Why wasn’t the Ponte Vecchio destroyed in WWII? Nazis bombed all the other Florentine bridges save this one. Legend has it that when Hitler had visited it previously with Mussolini he had seen beautiful artwork lining the famed Vasari Corridor. Since Hitler greatly admired art, he ordered the bridge spared. Another story tells the tale of Gerhard Wolf (the German representative in Florence during WWII) giving the order to save it. A plaque on the bridge, by the western arches, honors this man’s actions. The plaque, in Italian, translates: “Gerhard Wolf (1886–1962), German consul, born at Dresden…played a decisive role in the salvation of the Ponte Vecchio (1944) from the barbarism of the Second World War and was instrumental in rescuing political prisoners and Jews from persecution at the height of the Nazi occupation. The commune places this plaque on 11 April 2007 in memory of the granting of honorary citizenship.” Who knows what actually transpired and who deserves credit, but whatever caused the German military not to proceed with their plans for destruction…we are all thankful! Sadly, the rest of the bridges were reduced to rubble; their remnants were later dredged from the water and reconstructed though.
Should I see the Ponte Vecchio? Yes, definitely. The old bridge reminds me of a market filled with hustle and bustle. Musicians play, itinerant salespeople try to coerce tourists into buying their object of the day, and artists sell their designs. The prices for jewelry here are a little inflated, but the ambience is priceless.

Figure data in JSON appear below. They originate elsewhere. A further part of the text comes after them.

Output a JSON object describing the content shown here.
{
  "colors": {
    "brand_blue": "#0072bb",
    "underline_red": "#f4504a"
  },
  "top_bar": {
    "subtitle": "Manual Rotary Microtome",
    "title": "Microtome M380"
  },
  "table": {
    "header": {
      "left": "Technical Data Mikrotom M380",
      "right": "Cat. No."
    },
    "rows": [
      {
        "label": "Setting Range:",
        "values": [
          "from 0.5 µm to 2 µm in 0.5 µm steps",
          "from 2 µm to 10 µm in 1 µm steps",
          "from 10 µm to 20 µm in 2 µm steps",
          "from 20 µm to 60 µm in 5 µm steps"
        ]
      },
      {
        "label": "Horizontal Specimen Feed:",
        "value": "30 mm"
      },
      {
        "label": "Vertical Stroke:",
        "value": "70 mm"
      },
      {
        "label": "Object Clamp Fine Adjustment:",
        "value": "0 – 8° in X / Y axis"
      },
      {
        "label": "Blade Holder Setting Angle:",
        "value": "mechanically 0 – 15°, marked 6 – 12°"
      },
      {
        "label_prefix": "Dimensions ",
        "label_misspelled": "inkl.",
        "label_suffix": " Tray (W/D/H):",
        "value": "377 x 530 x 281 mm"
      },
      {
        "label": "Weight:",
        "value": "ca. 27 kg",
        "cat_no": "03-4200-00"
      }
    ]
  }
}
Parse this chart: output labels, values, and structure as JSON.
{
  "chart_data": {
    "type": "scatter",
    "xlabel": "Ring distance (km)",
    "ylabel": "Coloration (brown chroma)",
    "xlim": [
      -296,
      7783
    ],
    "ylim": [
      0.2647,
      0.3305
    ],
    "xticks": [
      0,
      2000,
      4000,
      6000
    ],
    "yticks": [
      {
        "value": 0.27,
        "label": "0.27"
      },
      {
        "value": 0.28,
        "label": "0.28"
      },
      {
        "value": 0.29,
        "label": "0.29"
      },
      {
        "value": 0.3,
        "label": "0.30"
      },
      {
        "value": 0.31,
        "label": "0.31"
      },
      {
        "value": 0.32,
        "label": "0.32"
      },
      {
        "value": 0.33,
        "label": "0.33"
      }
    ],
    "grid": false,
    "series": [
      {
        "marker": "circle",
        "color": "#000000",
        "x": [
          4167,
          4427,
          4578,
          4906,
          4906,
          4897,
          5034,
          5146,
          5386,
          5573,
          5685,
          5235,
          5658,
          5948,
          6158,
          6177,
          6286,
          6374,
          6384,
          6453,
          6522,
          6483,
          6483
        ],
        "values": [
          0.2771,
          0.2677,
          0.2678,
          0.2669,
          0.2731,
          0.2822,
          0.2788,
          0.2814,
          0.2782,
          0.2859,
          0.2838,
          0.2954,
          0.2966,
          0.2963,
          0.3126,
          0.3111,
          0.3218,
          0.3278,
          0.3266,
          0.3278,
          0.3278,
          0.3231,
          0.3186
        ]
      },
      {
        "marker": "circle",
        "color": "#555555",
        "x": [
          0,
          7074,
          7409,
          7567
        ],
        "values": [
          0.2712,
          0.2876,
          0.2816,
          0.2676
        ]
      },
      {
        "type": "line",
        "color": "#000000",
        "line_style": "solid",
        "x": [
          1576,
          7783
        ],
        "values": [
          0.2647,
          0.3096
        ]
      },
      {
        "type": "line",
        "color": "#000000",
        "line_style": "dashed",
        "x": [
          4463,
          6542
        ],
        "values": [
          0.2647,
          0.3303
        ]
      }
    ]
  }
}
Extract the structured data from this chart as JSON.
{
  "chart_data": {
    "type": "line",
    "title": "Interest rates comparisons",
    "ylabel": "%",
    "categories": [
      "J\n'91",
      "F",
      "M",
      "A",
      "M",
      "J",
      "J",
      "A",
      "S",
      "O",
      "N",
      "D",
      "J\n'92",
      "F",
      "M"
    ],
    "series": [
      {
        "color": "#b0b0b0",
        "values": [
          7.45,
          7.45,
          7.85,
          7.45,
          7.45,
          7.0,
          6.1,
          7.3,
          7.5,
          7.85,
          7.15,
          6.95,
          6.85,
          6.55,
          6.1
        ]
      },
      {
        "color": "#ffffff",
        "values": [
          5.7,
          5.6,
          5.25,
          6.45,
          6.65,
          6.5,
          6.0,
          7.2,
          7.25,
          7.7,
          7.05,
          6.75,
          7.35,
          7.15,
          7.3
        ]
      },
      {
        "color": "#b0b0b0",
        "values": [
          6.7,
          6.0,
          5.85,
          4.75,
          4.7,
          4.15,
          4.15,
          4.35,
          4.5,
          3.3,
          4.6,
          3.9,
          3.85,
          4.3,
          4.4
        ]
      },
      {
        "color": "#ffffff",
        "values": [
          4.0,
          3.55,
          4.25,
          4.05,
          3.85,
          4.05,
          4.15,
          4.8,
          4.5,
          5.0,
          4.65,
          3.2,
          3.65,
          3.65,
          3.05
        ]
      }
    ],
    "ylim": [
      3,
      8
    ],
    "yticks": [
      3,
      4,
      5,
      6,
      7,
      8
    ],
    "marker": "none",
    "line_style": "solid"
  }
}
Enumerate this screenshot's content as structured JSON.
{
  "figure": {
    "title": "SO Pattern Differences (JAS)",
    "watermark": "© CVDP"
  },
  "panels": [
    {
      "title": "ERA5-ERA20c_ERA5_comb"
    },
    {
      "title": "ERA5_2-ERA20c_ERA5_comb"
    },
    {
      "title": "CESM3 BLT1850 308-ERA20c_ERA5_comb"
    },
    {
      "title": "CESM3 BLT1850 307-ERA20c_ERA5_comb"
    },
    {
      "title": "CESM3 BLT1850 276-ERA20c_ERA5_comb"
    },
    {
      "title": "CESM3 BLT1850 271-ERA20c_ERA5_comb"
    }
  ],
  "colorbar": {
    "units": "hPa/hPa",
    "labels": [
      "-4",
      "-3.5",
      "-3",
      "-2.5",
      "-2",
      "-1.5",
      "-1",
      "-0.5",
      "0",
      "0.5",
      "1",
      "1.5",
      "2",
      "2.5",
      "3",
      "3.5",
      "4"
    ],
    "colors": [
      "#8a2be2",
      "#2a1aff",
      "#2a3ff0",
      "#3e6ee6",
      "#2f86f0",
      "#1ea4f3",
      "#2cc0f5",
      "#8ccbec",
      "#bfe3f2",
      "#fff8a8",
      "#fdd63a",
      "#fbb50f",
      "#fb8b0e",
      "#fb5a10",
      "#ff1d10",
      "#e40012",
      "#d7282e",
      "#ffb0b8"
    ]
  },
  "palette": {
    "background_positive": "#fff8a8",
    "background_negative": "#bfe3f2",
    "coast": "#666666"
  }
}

The bridge is beautiful at any time of the day, but is especially intoxicating at sunset when the doors to the stores have closed and their medieval design is exposed. With soft music and the sound of revelry in the background, you can survey the river and watch as the sun shines its last beams on the banks of the Arno. The buildings on either side of the river are bathed in muted gold and the smell of grills getting ready to cook the famed Florentine steak perfume the air. It is simply magical…and a Florence must-see.